Please give some advice for beginner programmers. For examples, how do they improve their programming skill, and how can they keep studying, not giving up?

Answer (Sujin):
Learning a programming language is like learning to ride a bicycle. Banish those self-doubts and fears. Somehow you will be frequently frustrated frustrated in errors on script, but don’t worry. Just fix everyday a little bit. If you are hesitant about choosing programming language or references, make programmers friends and ask them, ‘How did you learn?’. Are you non-english speaker? I strongly recommend to start programming with ENGLISH. It would be hard, however, in nearest future, your code will be more elegant with up-to-date style as seeing other’s code. Somehow you can collaborate a project with fabulous people in the world!

What do you think of developer community’s culture in South Korea? Is Korean more or less active about developer community than other countries?

Answer (Hassan):
South Korea is very competitive country for developers. As technology is rapidly changing, therefore there is thirst and hunger to learn it before anyone else. There are couple of limitation for developers in Korea. For example all new tech , apis, sdk docs are published in English therefore it is difficult for an average Korean developer to understand and adopt it right away. They wait for other Korean developers who are proficient in English to either translate it or teach them. So most of the developer communities I know in Korea, works on same principle. There are some geeks who translate stuff to Korean and teach/guide other developers. In my humble opinion, there is a drawback in it too. For example Google announced new tech and APIs during Google I/O couple of months ago, but some folks in South Korea were waiting for all information to be translated to Korean before they jump into it. In doing so, they are already couple of months behind other developers in accessing that knowledge. Consequently, this will lead to delayed adoption of new tech.

There are some active developer communities in Korea such as Google Developers Group (GDG), Code for Seoul and some others listed on meetup.com. All of them are doing amazing stuff by putting some effort to bring developers together for sharing knowledge.

Korea has better infrastructure (fast internet, better facilities — every coffee shop or meeting place has wi-fi) than many of the countries around the world.

In summary, Korean developer communities are very active but often they are not very welcoming to absolute beginners. Moreover, there is a English barrier for self-learning which is main motivation for joining developer communities rather than learning new tech stuff.

3. Django Girls Seoul Plan

What is main purpose of Django Girls Seoul?

Answer (Rachell) :
I’d say the main purpose echoes that of Django Girls: to bring more amazing women into the world of technology and increase the diversity in a community where women are very underrepresented.

What is future plan of Django Girls Seoul? Are you going to hold more workshops?

Answer:(Rachell)
We haven’t finished the first event so we don’t want to get too ahead of ourselves, but so far this is going a lot better than expected. In both the Korean and foreigner community there is a huge interest in this kind of event so there is already talk of making another. It’s really exciting how this has taken off and although there isn’t anything scheduled yet I’m sure there will be more similar workshops in the future.

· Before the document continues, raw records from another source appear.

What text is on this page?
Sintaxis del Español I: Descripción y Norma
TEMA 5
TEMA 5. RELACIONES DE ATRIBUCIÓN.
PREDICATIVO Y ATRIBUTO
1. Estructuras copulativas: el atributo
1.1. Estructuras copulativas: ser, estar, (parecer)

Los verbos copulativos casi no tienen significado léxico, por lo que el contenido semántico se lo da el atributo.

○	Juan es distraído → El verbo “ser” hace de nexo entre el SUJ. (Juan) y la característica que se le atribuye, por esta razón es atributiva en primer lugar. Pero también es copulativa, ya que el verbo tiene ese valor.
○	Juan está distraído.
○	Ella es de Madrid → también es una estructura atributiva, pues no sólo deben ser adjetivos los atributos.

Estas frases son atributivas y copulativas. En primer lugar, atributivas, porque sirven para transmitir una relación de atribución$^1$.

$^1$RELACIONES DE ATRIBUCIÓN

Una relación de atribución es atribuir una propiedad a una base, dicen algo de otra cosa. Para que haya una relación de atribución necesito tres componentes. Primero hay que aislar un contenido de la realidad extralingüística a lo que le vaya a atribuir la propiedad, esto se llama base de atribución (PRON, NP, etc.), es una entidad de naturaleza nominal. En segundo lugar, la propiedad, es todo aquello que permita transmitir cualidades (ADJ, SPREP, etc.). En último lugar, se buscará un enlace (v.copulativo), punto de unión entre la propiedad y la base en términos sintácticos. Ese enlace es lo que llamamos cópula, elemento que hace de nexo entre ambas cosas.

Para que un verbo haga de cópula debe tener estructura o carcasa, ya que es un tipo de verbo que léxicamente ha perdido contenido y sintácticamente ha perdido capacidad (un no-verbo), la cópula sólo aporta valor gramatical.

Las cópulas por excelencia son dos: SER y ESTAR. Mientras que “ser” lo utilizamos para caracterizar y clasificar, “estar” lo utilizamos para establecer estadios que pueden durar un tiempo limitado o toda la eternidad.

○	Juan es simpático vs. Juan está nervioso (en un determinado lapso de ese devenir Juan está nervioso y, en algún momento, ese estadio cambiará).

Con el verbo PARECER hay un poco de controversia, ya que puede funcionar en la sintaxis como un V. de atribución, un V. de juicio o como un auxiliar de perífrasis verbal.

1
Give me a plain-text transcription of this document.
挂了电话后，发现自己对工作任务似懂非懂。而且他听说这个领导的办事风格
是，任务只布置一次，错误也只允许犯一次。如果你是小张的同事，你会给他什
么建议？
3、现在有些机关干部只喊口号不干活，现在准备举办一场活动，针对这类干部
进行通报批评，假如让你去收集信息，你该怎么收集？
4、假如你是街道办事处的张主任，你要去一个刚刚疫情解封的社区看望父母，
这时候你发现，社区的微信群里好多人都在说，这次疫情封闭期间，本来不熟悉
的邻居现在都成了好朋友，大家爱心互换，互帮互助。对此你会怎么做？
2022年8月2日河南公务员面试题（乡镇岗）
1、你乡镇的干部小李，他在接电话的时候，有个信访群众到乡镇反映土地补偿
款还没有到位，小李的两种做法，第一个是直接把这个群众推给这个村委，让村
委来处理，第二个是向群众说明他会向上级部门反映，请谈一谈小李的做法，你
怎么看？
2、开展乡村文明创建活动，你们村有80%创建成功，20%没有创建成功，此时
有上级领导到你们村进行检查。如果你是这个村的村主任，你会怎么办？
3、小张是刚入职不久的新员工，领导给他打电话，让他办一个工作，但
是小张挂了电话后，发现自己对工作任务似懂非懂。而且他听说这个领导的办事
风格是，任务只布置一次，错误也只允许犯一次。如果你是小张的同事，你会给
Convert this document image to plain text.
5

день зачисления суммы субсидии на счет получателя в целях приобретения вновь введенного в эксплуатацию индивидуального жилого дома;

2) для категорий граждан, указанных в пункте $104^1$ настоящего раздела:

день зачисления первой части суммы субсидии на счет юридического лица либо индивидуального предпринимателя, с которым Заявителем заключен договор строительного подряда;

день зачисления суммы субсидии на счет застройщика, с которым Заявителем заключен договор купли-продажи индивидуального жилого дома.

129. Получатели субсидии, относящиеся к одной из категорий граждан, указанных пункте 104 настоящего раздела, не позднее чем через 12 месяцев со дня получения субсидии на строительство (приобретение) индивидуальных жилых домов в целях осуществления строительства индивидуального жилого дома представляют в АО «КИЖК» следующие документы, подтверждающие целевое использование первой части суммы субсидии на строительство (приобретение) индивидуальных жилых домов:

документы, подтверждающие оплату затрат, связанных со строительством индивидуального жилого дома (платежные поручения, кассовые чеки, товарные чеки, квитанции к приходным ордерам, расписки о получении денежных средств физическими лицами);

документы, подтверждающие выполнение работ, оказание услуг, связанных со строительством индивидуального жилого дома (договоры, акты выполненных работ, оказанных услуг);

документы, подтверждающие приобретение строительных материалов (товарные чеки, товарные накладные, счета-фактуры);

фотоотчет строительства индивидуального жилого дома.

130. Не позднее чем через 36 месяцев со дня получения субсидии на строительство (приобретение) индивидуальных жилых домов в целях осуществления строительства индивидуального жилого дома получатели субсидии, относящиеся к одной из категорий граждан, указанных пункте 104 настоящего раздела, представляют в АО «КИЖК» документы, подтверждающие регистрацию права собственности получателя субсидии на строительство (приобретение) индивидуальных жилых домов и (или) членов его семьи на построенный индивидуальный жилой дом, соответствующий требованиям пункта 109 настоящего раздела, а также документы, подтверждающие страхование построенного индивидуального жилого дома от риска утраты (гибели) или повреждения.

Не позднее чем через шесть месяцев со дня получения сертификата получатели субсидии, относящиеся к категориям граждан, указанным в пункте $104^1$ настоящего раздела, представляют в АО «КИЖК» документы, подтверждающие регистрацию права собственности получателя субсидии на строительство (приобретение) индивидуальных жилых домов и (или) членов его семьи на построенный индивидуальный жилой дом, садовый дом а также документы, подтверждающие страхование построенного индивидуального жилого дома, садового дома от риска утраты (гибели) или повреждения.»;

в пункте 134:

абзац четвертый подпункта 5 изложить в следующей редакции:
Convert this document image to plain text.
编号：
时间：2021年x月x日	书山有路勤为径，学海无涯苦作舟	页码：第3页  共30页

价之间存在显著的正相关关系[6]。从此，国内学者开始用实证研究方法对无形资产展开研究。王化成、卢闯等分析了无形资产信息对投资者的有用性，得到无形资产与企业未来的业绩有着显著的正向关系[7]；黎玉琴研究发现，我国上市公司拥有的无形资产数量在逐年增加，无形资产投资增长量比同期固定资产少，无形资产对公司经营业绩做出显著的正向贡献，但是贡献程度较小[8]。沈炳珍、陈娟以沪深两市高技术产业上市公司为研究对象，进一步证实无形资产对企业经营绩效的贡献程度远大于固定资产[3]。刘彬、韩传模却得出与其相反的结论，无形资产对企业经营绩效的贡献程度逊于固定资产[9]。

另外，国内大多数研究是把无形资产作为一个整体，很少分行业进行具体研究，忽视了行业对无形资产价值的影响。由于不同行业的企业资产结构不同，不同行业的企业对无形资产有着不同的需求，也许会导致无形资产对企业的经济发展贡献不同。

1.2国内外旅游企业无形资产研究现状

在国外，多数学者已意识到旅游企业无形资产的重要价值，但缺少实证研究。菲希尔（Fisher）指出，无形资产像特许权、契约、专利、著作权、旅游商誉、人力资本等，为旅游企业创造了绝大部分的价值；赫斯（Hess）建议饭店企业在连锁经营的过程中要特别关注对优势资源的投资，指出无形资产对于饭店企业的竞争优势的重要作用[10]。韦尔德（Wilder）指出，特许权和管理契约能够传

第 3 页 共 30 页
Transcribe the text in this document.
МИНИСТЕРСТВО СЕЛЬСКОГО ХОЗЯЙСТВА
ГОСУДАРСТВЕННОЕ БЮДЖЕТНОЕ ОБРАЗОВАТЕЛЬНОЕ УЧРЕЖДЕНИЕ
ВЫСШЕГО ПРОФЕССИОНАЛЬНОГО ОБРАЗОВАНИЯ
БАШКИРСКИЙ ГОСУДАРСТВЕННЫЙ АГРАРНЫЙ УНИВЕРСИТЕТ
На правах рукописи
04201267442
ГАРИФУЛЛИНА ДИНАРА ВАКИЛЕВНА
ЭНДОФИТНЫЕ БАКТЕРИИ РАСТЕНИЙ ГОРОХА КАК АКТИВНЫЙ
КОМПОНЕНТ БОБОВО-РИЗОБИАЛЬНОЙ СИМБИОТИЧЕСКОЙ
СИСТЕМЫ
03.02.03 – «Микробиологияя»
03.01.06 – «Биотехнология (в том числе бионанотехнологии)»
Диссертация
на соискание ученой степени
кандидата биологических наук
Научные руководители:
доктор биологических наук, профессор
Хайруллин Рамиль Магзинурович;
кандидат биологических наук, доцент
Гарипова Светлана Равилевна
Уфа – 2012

We haven’t finished the first event so we don’t want to get too ahead of ourselves, but so far this is going a lot better than expected. In both the Korean and foreigner community there is a huge interest in this kind of event so there is already talk of making another. It’s really exciting how this has taken off and although there isn’t anything scheduled yet I’m sure there will be more similar workshops in the future

Besides the workshop we have regular study sessions that we hope to get more people involved in. Although they aren’t as fancy as a big workshop they’re very useful in keeping up with your tech skills and it’s really motivating and fun to hang out with like minded people.